By using SRF, primary fuels (gas, coal) are replaced. Production and use of SRF therefore contribute to energy-independency of Europe. It is therefore essential to account for the contribution of SRF in the production of electricity from bioenergy, as described in paragraph 4.8 in the Technical Annex of 2020 to the Taxonomy Report. The same goes for co-generation of heat/cool and power from bioenergy (paragraph 4.20). Besides the allowed feedstocks allowed (biomass, biogas and biofuels) SRF should also be allowed as feedstock. For that, criteria for the manufacture of SRF are needed (to be added in paragraph 4.13).

Whereas generation of heat/cool and power can also be achieved in stand-alone facilities running only on SRF, it is important to also include such plants in the taxonomy scheme. This would require taxonomy criteria to be set for such plants, for instance addressing biomass fraction and maximum proportion of recyclable materials.

Contribution to climate protection

Whereas SRF is partly made up of biogenic material, emission of fossil CO2 is reduced. The reduction of CO2 from co-processing and other uses of SRF is in the range of 350 – 1.000 kg. CO2 eq/ton waste.

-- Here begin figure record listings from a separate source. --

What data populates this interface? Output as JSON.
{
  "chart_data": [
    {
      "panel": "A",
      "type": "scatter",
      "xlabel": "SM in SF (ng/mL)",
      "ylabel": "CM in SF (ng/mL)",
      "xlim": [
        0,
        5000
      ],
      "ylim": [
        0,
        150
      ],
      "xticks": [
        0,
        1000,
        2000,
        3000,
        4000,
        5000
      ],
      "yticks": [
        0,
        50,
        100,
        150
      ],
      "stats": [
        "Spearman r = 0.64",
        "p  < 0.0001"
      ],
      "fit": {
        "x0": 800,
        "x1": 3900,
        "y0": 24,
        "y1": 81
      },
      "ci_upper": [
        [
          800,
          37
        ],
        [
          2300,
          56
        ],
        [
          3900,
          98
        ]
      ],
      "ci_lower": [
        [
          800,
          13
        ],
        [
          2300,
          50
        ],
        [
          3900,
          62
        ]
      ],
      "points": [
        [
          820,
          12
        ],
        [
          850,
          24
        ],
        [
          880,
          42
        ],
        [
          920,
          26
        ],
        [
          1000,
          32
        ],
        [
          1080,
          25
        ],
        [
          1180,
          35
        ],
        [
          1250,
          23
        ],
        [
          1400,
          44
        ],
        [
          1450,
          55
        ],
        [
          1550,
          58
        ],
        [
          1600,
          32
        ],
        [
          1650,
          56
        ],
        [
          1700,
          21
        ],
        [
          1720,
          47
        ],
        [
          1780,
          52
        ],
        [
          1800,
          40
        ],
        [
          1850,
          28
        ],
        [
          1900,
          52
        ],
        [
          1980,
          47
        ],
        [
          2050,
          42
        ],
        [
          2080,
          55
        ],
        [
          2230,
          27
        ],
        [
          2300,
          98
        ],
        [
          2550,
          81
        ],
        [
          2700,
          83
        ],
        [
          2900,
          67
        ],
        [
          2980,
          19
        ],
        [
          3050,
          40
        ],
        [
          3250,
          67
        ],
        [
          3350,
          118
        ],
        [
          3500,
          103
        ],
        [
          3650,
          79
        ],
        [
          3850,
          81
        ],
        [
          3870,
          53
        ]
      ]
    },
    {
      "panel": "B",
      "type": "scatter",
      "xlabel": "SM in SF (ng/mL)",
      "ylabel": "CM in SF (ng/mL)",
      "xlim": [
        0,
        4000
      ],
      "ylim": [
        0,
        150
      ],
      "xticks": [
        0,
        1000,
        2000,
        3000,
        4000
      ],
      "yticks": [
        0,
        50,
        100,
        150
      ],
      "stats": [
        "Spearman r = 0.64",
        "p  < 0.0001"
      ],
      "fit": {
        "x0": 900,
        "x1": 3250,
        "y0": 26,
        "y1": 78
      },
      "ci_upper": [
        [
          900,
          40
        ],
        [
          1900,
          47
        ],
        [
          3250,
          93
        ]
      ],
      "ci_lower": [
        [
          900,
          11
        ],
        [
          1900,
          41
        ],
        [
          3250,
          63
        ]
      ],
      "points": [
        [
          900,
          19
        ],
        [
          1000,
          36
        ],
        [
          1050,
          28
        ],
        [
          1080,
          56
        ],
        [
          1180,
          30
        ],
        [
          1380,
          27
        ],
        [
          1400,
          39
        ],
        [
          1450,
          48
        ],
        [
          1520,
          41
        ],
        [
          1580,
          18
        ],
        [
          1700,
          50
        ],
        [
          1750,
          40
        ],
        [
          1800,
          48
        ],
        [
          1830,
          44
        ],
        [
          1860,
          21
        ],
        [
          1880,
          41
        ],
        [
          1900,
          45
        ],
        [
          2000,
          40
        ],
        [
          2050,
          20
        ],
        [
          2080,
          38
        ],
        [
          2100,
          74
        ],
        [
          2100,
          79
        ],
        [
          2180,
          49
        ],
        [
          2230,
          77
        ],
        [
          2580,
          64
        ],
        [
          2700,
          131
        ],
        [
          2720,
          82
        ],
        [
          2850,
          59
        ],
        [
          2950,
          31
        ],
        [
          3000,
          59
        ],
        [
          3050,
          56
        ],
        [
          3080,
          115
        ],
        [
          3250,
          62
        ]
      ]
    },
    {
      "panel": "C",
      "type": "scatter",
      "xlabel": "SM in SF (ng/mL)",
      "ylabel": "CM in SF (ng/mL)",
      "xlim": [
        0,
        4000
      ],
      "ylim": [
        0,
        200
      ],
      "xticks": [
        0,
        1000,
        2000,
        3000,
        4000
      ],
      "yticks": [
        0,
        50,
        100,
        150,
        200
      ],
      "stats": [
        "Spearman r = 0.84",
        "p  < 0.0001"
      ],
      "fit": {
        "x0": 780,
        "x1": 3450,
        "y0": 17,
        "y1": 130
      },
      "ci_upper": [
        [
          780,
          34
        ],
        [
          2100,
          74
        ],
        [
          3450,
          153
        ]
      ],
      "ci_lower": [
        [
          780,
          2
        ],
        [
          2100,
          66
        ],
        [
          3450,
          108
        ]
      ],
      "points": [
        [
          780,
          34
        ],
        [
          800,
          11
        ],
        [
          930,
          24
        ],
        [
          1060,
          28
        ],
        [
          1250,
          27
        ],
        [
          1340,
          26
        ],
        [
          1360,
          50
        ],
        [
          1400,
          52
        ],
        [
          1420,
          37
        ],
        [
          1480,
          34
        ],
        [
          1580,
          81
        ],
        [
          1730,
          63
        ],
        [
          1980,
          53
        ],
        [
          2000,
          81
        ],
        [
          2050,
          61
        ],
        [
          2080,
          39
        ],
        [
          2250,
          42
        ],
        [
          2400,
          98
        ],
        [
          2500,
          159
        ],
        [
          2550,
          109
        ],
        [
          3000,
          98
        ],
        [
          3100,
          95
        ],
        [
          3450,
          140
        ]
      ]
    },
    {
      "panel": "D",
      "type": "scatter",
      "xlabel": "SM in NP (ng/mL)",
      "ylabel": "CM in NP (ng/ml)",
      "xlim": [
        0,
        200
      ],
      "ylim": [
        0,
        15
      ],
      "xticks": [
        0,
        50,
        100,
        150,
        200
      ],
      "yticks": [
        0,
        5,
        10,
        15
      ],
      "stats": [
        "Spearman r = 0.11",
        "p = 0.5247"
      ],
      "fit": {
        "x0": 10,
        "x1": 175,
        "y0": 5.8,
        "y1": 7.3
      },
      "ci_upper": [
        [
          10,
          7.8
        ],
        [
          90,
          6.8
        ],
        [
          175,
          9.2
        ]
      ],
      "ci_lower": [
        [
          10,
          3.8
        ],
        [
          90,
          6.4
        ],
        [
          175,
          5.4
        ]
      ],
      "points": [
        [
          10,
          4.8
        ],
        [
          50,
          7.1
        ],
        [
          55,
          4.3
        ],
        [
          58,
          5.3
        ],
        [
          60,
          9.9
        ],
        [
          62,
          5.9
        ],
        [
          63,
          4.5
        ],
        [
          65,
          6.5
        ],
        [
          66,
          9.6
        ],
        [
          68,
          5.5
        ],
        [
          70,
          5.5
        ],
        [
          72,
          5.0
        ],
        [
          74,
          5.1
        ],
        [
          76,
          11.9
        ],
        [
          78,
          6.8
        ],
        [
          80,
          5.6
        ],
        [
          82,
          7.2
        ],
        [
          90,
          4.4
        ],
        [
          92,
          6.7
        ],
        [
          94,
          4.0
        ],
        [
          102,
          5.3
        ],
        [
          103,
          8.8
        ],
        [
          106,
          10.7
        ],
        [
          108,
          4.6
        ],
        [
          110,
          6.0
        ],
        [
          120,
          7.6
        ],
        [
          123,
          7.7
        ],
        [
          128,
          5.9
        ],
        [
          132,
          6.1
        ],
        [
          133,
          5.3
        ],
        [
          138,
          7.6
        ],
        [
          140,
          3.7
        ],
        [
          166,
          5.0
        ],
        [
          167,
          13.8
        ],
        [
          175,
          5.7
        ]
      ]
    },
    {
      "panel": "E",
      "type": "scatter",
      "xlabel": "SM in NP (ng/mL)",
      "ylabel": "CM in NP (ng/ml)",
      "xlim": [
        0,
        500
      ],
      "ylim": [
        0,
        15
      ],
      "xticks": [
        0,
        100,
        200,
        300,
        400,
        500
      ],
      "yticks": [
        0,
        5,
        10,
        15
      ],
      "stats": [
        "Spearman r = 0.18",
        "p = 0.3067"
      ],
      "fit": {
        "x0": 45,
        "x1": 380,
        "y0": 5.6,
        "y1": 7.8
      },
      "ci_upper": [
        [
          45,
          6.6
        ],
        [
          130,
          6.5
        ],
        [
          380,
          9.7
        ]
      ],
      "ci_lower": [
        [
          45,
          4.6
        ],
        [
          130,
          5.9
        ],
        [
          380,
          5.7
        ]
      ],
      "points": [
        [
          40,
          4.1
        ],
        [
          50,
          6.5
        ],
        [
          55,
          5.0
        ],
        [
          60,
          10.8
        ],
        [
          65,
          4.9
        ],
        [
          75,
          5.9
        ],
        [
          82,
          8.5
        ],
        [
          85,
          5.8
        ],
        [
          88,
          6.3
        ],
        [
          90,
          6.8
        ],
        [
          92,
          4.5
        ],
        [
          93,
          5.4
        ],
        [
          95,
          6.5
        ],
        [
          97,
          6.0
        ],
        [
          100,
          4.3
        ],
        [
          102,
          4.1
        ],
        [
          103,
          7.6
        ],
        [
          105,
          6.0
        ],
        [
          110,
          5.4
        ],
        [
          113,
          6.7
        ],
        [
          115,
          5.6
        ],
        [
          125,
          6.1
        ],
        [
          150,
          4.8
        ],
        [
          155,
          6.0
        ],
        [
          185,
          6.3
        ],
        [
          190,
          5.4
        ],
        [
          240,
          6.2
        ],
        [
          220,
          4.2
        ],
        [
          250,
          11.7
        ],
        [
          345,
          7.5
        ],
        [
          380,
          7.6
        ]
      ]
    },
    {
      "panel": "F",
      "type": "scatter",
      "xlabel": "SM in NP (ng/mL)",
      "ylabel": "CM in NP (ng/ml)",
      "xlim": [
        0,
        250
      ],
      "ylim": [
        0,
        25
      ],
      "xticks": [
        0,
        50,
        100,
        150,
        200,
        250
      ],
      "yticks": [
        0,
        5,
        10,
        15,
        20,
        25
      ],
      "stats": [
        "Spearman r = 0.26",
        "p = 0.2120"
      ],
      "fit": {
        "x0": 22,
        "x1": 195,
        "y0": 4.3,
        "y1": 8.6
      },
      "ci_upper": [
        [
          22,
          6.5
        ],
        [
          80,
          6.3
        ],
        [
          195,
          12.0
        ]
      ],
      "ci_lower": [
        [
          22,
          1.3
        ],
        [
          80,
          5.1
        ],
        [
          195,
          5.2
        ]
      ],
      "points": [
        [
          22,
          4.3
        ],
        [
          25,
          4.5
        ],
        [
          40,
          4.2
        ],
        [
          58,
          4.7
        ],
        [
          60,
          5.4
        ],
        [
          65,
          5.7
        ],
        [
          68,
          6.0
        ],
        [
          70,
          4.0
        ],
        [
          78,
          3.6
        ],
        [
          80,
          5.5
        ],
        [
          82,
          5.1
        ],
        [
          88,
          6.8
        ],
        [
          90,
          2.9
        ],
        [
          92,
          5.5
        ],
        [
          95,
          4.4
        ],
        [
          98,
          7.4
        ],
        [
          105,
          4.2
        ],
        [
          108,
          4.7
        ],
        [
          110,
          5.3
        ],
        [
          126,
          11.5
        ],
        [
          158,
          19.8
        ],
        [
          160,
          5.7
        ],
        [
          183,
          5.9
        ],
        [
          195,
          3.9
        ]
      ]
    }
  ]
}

Contribution to a Circular Economy

It is important to stress that all efforts must be undertaken to separate waste at source or either sort waste afterwards. It is impossible however to reuse and recycle everything. Even in best performing member states a residual fraction remains. Typically, sorting of waste results in 25-30% residue. Even when design of products and sorting technologies improve, a massive stream of non-recyclable waste will remain in Europe. Cembureau and ERFO have estimated that at least some 60 million tonnes of SRF could be produced in Europe when all member states would implement state-ot-the-art waste management solutions.
SRF is the perfect link between recycling and waste-to-energy. As a part of the sorting/recycling process it does not compete with recycling. Used in cement-kilns it contributes to the formation of clinker. New technologies are being developed to turn SRF into fuels and chemicals. Not acknowledging SRF production and its use in its current and future applications as a sustainable activity within the taxonomy legislation will put Europe back into less sustainable options for waste.

Social aspects

Production of SRF saves existing and creates new jobs. It is an additional step to the sorting/recycling of waste requiring new equipment investment and comparably (to other materials derived from waste) intensive quality control. As an example, in Germany the whole development of SRF has provided a vast amount of work for consultancy firms and research institutes, a new area of laboratory work has been realised and an association has been established. In industry itself SRF production has created new work within companies but also in trading and within companies receiving SRF. As a rough indication, employment effects are more than 3 employees per 1 Mio t € investment.
Production and use of SRF do not create a food or fuel problem, thus preventing negative effects on availability and costs of food as a result of area-competition.

SRF as enabler

The Technical Report on screening criteria for taxonomy acknowledges that switching to alternative fuels benefits decarbonisation of the cement sector. Use of alternative fuels (such as SRF) can reduce carbon intensity of cement production significantly. SRF therefore makes climate-friendly production of cement possible. Similarly, SRF enables climate-friendly energy supply as do other forms of thermal waste treatment.


ERFO believes that thermal use of waste which can not be recycled is most sustainable and should be supported by EU taxonomy. Optimum use of waste includes that first all materials are recovered which can be recycled and that only that part of waste is used for thermal purposes which can not be made available for recycling by means of optimised sorting. The concept of SRF meets all these requirements.